In Memoriam: Louis “Pete” Bucklin – marketing professor emeritus

Louis “Pete” Bucklin, a business professor at the University of California, Berkeley, for more than 40 years, passed away on the morning of June 16, 2012, at the age of 83 at Cupertino, CA.

Bucklin joined UC Berkeley’s School of Business Administration in 1960 as an assistant professor of marketing. In 1967, he became associate professor and, three years later, chair of the Marketing and International Business Group. From 1971 to 1984, Bucklin served as director of the school’s Ph.D. program. He became associate dean for the school in 1981, a position he held until 1983.

As a senior faculty member, Bucklin was known to mentor assistant professors. “Pete was a guiding light in the Marketing group when I first arrived at Berkeley, a friend to all junior faculty, and a very pleasant man,” says Professor Andrew Rose, associate dean for academic affairs.  “He leaves a gap in our midst and I will miss him.”

Pete Bucklin’s contributions to the marketing group and the Haas School of Business have been tremendous. Bucklin was a pioneer in marketing distribution and channel theory. Bucklin’s colleagues say his ground-breaking research on the modern perspective of distribution systems in marketing has been highly influential.

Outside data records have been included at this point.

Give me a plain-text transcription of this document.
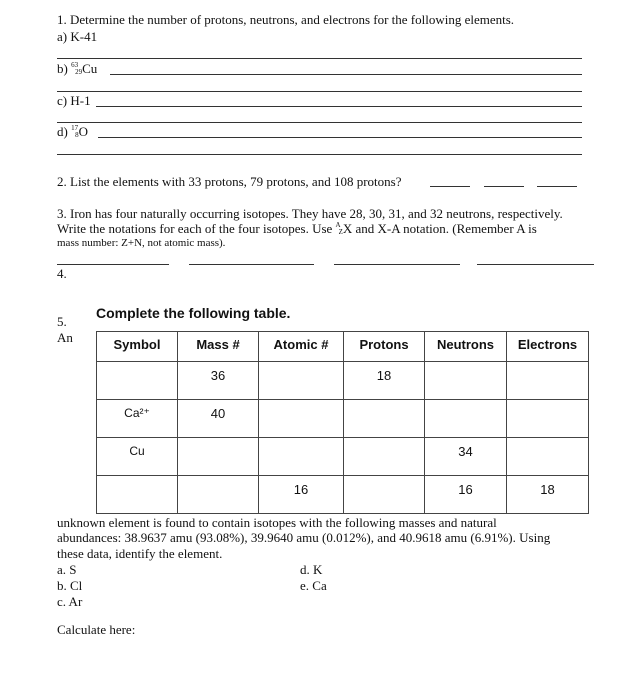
1. Determine the number of protons, neutrons, and electrons for the following elements.
a) K-41
b) $^{63}_{29}$Cu
c) H-1
d) $^{17}_8$O
2. List the elements with 33 protons, 79 protons, and 108 protons?
3. Iron has four naturally occurring isotopes. They have 28, 30, 31, and 32 neutrons, respectively.
Write the notations for each of the four isotopes. Use $^A_Z$X and X-A notation. (Remember A is
mass number: Z+N, not atomic mass).
4.
5.
An
Complete the following table.
Symbol	Mass #	Atomic #	Protons	Neutrons	Electrons
	36		18		
Ca²⁺	40				
Cu				34	
		16		16	18
unknown element is found to contain isotopes with the following masses and natural
abundances: 38.9637 amu (93.08%), 39.9640 amu (0.012%), and 40.9618 amu (6.91%). Using
these data, identify the element.
a. S
b. Cl
c. Ar
d. K
e. Ca
Calculate here:
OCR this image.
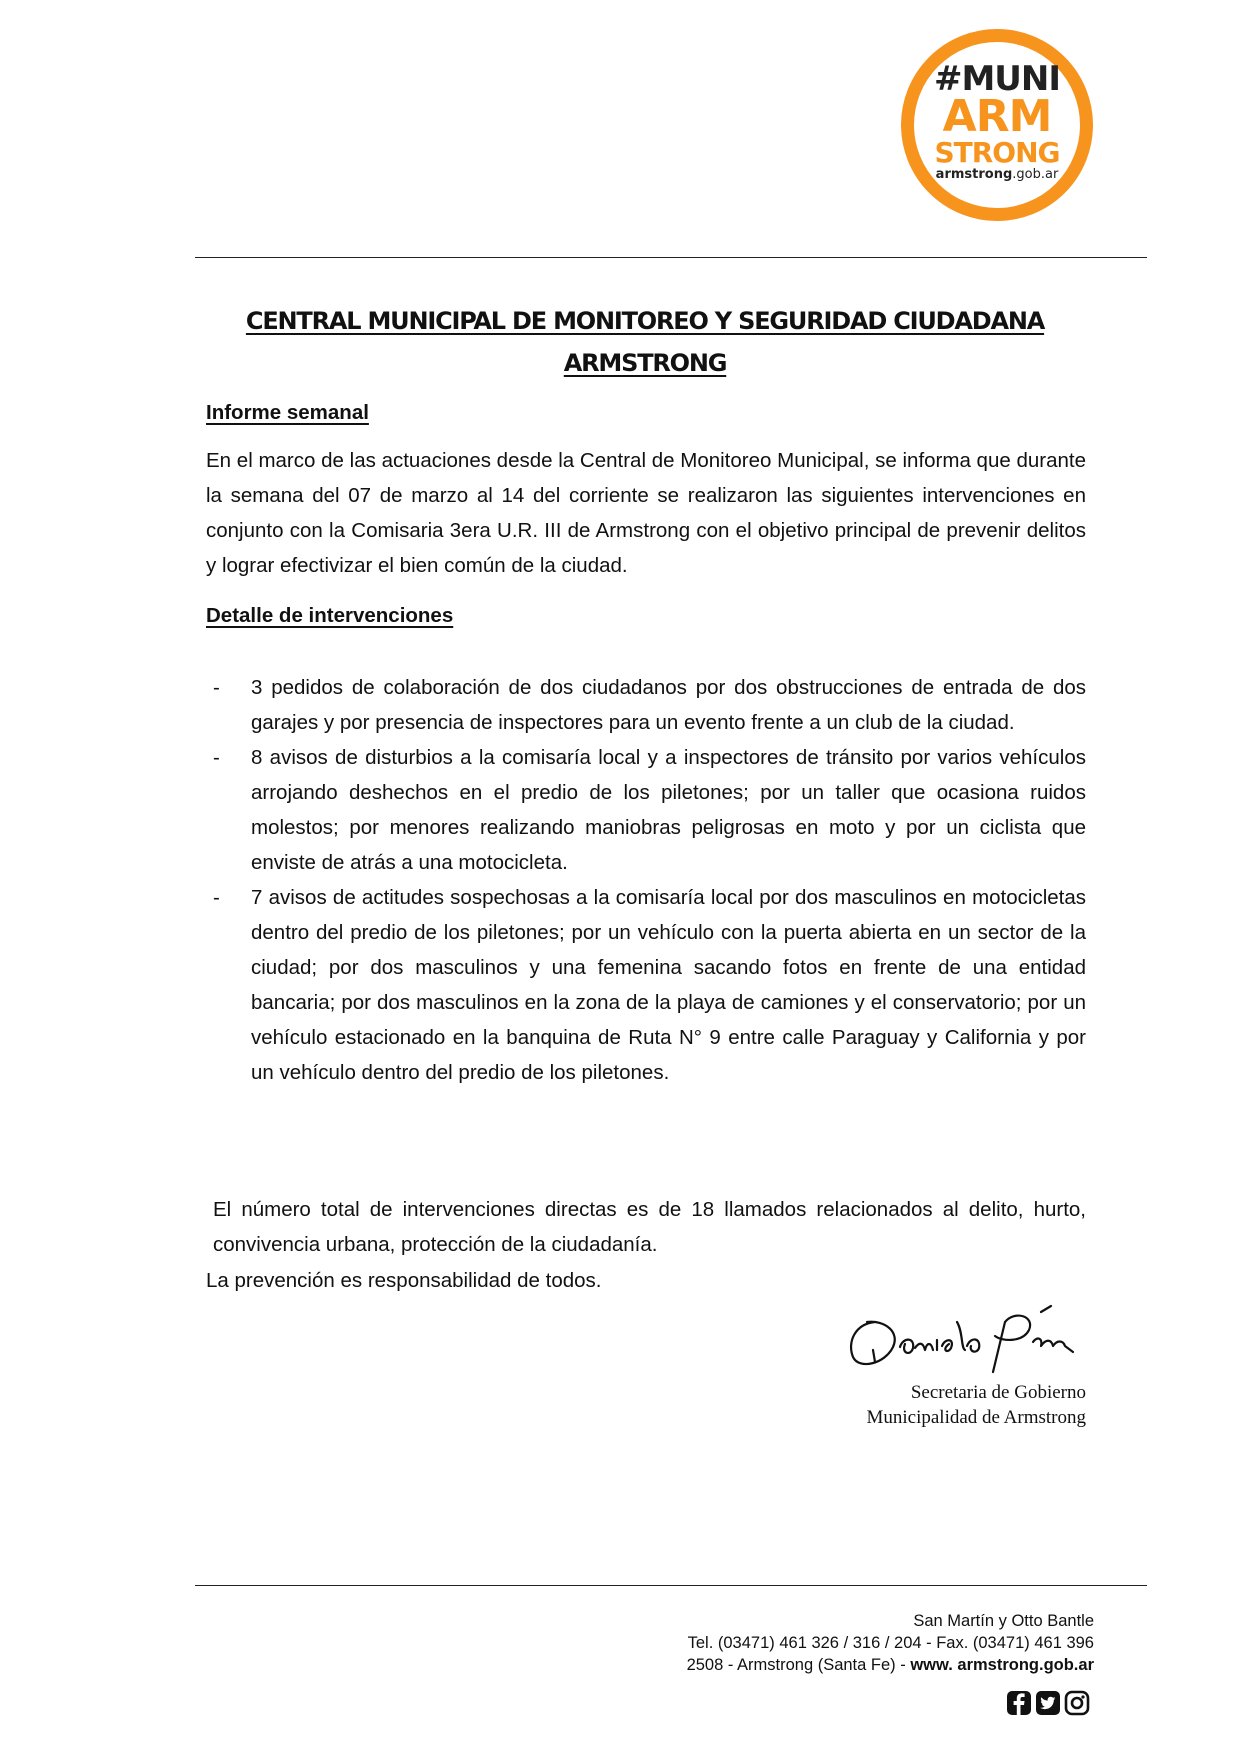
#MUNI
ARM
STRONG
armstrong.gob.ar
CENTRAL MUNICIPAL DE MONITOREO Y SEGURIDAD CIUDADANA
ARMSTRONG
Informe semanal
En el marco de las actuaciones desde la Central de Monitoreo Municipal, se informa que durante la semana del 07 de marzo al 14 del corriente se realizaron las siguientes intervenciones en conjunto con la Comisaria 3era U.R. III de Armstrong con el objetivo principal de prevenir delitos y lograr efectivizar el bien común de la ciudad.
Detalle de intervenciones
- 3 pedidos de colaboración de dos ciudadanos por dos obstrucciones de entrada de dos garajes y por presencia de inspectores para un evento frente a un club de la ciudad.
- 8 avisos de disturbios a la comisaría local y a inspectores de tránsito por varios vehículos arrojando deshechos en el predio de los piletones; por un taller que ocasiona ruidos molestos; por menores realizando maniobras peligrosas en moto y por un ciclista que enviste de atrás a una motocicleta.
- 7 avisos de actitudes sospechosas a la comisaría local por dos masculinos en motocicletas dentro del predio de los piletones; por un vehículo con la puerta abierta en un sector de la ciudad; por dos masculinos y una femenina sacando fotos en frente de una entidad bancaria; por dos masculinos en la zona de la playa de camiones y el conservatorio; por un vehículo estacionado en la banquina de Ruta N° 9 entre calle Paraguay y California y por un vehículo dentro del predio de los piletones.
El número total de intervenciones directas es de 18 llamados relacionados al delito, hurto, convivencia urbana, protección de la ciudadanía.
La prevención es responsabilidad de todos.
Secretaria de Gobierno
Municipalidad de Armstrong
San Martín y Otto Bantle
Tel. (03471) 461 326 / 316 / 204 - Fax. (03471) 461 396
2508 - Armstrong (Santa Fe) - www. armstrong.gob.ar
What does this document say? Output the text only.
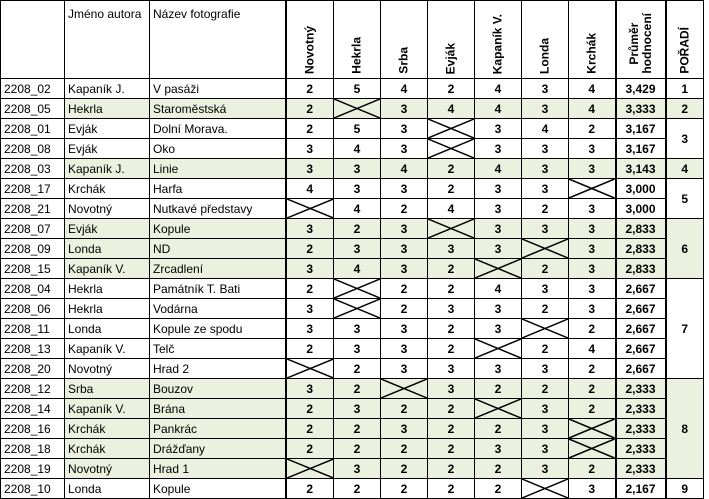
	Jméno autora	Název fotografie	Novotný	Hekrla	Srba	Evják	Kapaník V.	Londa	Krchák	Průměr
hodnocení	POŘADÍ

2208_02	Kapaník J.	V pasáži	2	5	4	2	4	3	4	3,429	1
2208_05	Hekrla	Staroměstská	2		3	4	4	3	4	3,333	2
2208_01	Evják	Dolní Morava.	2	5	3		3	4	2	3,167	3
2208_08	Evják	Oko	3	4	3		3	3	3	3,167	
2208_03	Kapaník J.	Linie	3	3	4	2	4	3	3	3,143	4
2208_17	Krchák	Harfa	4	3	3	2	3	3		3,000	5
2208_21	Novotný	Nutkavé představy		4	2	4	3	2	3	3,000	
2208_07	Evják	Kopule	3	2	3		3	3	3	2,833	6
2208_09	Londa	ND	2	3	3	3	3		3	2,833	
2208_15	Kapaník V.	Zrcadlení	3	4	3	2		2	3	2,833	
2208_04	Hekrla	Památník T. Bati	2		2	2	4	3	3	2,667	7
2208_06	Hekrla	Vodárna	3		2	3	3	2	3	2,667	
2208_11	Londa	Kopule ze spodu	3	3	3	2	3		2	2,667	
2208_13	Kapaník V.	Telč	2	3	3	2		2	4	2,667	
2208_20	Novotný	Hrad 2		2	3	3	3	3	2	2,667	
2208_12	Srba	Bouzov	3	2		3	2	2	2	2,333	8
2208_14	Kapaník V.	Brána	2	3	2	2		3	2	2,333	
2208_16	Krchák	Pankrác	2	2	3	2	2	3		2,333	
2208_18	Krchák	Drážďany	2	2	2	2	3	3		2,333	
2208_19	Novotný	Hrad 1		3	2	2	2	3	2	2,333	
2208_10	Londa	Kopule	2	2	2	2	2		3	2,167	9
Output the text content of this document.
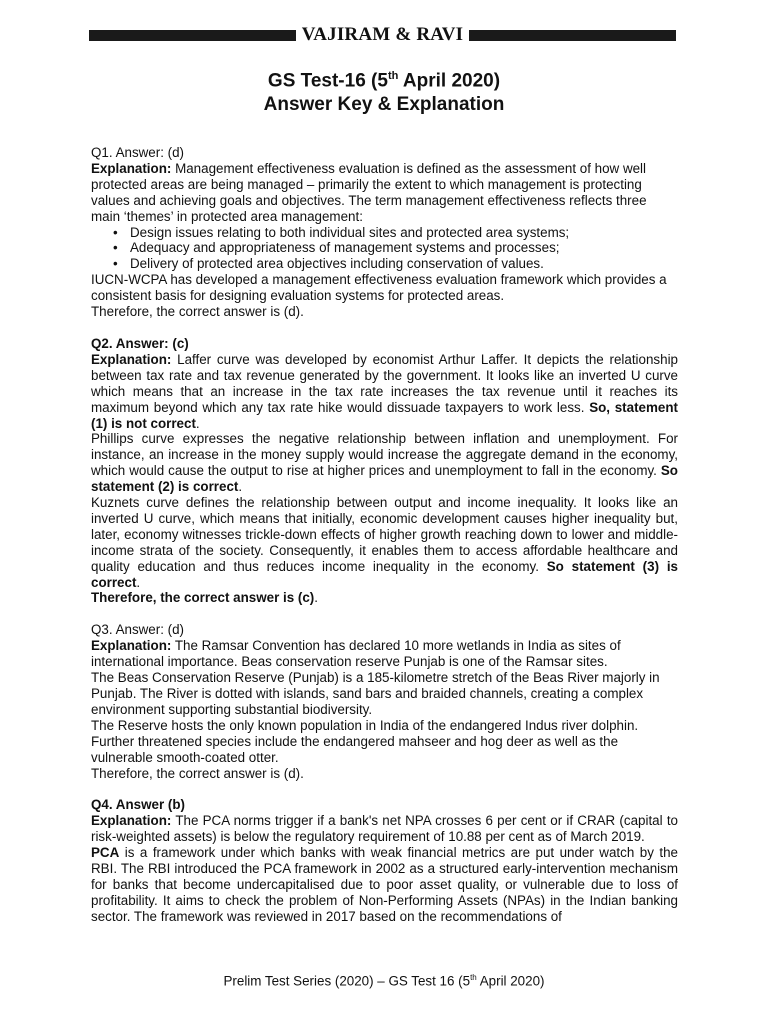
VAJIRAM & RAVI
GS Test-16 (5th April 2020)
Answer Key & Explanation

Q1. Answer: (d)

Explanation: Management effectiveness evaluation is defined as the assessment of how well protected areas are being managed – primarily the extent to which management is protecting values and achieving goals and objectives. The term management effectiveness reflects three main ‘themes’ in protected area management:

• Design issues relating to both individual sites and protected area systems;
• Adequacy and appropriateness of management systems and processes;
• Delivery of protected area objectives including conservation of values.

IUCN-WCPA has developed a management effectiveness evaluation framework which provides a consistent basis for designing evaluation systems for protected areas.

Therefore, the correct answer is (d).

Q2. Answer: (c)

Explanation: Laffer curve was developed by economist Arthur Laffer. It depicts the relationship between tax rate and tax revenue generated by the government. It looks like an inverted U curve which means that an increase in the tax rate increases the tax revenue until it reaches its maximum beyond which any tax rate hike would dissuade taxpayers to work less. So, statement (1) is not correct.

Phillips curve expresses the negative relationship between inflation and unemployment. For instance, an increase in the money supply would increase the aggregate demand in the economy, which would cause the output to rise at higher prices and unemployment to fall in the economy. So statement (2) is correct.

Kuznets curve defines the relationship between output and income inequality. It looks like an inverted U curve, which means that initially, economic development causes higher inequality but, later, economy witnesses trickle-down effects of higher growth reaching down to lower and middle-income strata of the society. Consequently, it enables them to access affordable healthcare and quality education and thus reduces income inequality in the economy. So statement (3) is correct.

Therefore, the correct answer is (c).

Q3. Answer: (d)

Explanation: The Ramsar Convention has declared 10 more wetlands in India as sites of international importance. Beas conservation reserve Punjab is one of the Ramsar sites.

The Beas Conservation Reserve (Punjab) is a 185-kilometre stretch of the Beas River majorly in Punjab. The River is dotted with islands, sand bars and braided channels, creating a complex environment supporting substantial biodiversity.

The Reserve hosts the only known population in India of the endangered Indus river dolphin. Further threatened species include the endangered mahseer and hog deer as well as the vulnerable smooth-coated otter.

Therefore, the correct answer is (d).

Q4. Answer (b)

Explanation: The PCA norms trigger if a bank's net NPA crosses 6 per cent or if CRAR (capital to risk-weighted assets) is below the regulatory requirement of 10.88 per cent as of March 2019.

PCA is a framework under which banks with weak financial metrics are put under watch by the RBI. The RBI introduced the PCA framework in 2002 as a structured early-intervention mechanism for banks that become undercapitalised due to poor asset quality, or vulnerable due to loss of profitability. It aims to check the problem of Non-Performing Assets (NPAs) in the Indian banking sector. The framework was reviewed in 2017 based on the recommendations of

Prelim Test Series (2020) – GS Test 16 (5th April 2020)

“His seminal monograph, A Theory of Distribution Channel Structure, published in 1966, has been a mainstay of the distribution channels literature over the past 40 years,” says Haas Prof. Emeritus John Myers. “He contributed greatly to the reputation and prestige of the Berkeley marketing group and will be sorely missed by his many friends and colleagues. “

“In many ways, he can be seen as the father of the main ideas for the current research on distribution channels and industrial marketing,” says Professor J. Miguel Villas-Boas, chair of the Haas Marketing Group. 

A Theory of Distribution Channel Structure presented a general framework for the analysis of business networks and distribution systems, adds Villas-Boas. The book highlights the importance of considering the different types of functions carried out in a channel of distribution, and the costs of performing these functions with different patterns of organization in a channel. The overall costs depend on scale economies, interaction effects among activities, and incentives of the different economic agents.

“These ideas, and its implications for business networks as well as distribution channels, became central to the practice and research on distribution channels,” says Villas-Boas. “Pete was also a wonderful colleague, and great mentor, and will be immensely missed by us all.”

During the course of his career, Bucklin received several honors for his work, notably the American Marketing Association’s Paul D. Converse Award in 1986 for his significant and outstanding contribution to the theory and science in marketing. In 1993, the Journal of Marketing awarded Bucklin its Alpha Kappa Psi Award for significant contribution to the advancement of marketing practice made by his article, “Organizing Successful Co-Marketing Alliances, ” co-authored with Sanjit Sengupta. This article investigated why marketing alliances succeed or fail and linked the variation to imbalances in power and management capabilities between the organizations in an alliance.

Bucklin retired from the Haas School of Business in 1993 – the same year his daughter, Rhonda Bucklin, graduated from the school’s full-time MBA program – after more than 30 years of service to the university as a distinguished scholar and popular instructor.

After retiring, Bucklin continued teaching various marketing courses as a professor emeritus until spring 2001. In 1998, students in the full-time MBA program honored Bucklin with the Earl F. Cheit Award for Excellence in Teaching.

Bucklin graduated from Dartmouth College in 1950. In 1954, he earned his MBA at Harvard Business School. He studied at Northwestern University’s School of Management where he earned his Ph.D. in 1960. He was also the Sloan Teaching Fellow at the Massachusetts Institute of Technology from 1959 through 1960.

Bucklin adored his family and friends.  He also had an enormous appreciation for the outdoors, exploring the world, and photography.  He could be heard saying, “I am blessed to have such an exceptional family,” alongside of “The trip was marvelous.” 

Bucklin was born on September 20, 1928 in New York, NY. In 1956 he married Weylene Edwards and together they raised two children, Rhonda Bucklin of Menlo Park and Randolph E. Bucklin of Los Angeles who is Professor of Marketing and the Peter W. Mullin Chair in Management at the UCLA Anderson School of Management. Mrs. Bucklin passed away in 2007. Bucklin is survived by his two children and five grandchildren.

A memorial service will be held on Monday, July 9, at 2:30 p.m. at the Lafayette Library and Learning Center, Community Hall, 3491 Mt. Diablo Blvd, Lafayette, CA. In lieu of flowers, the family requests that donations be made to either the Lafayette Library and Learning Center Foundation or Planned Parenthood Shasta Pacific.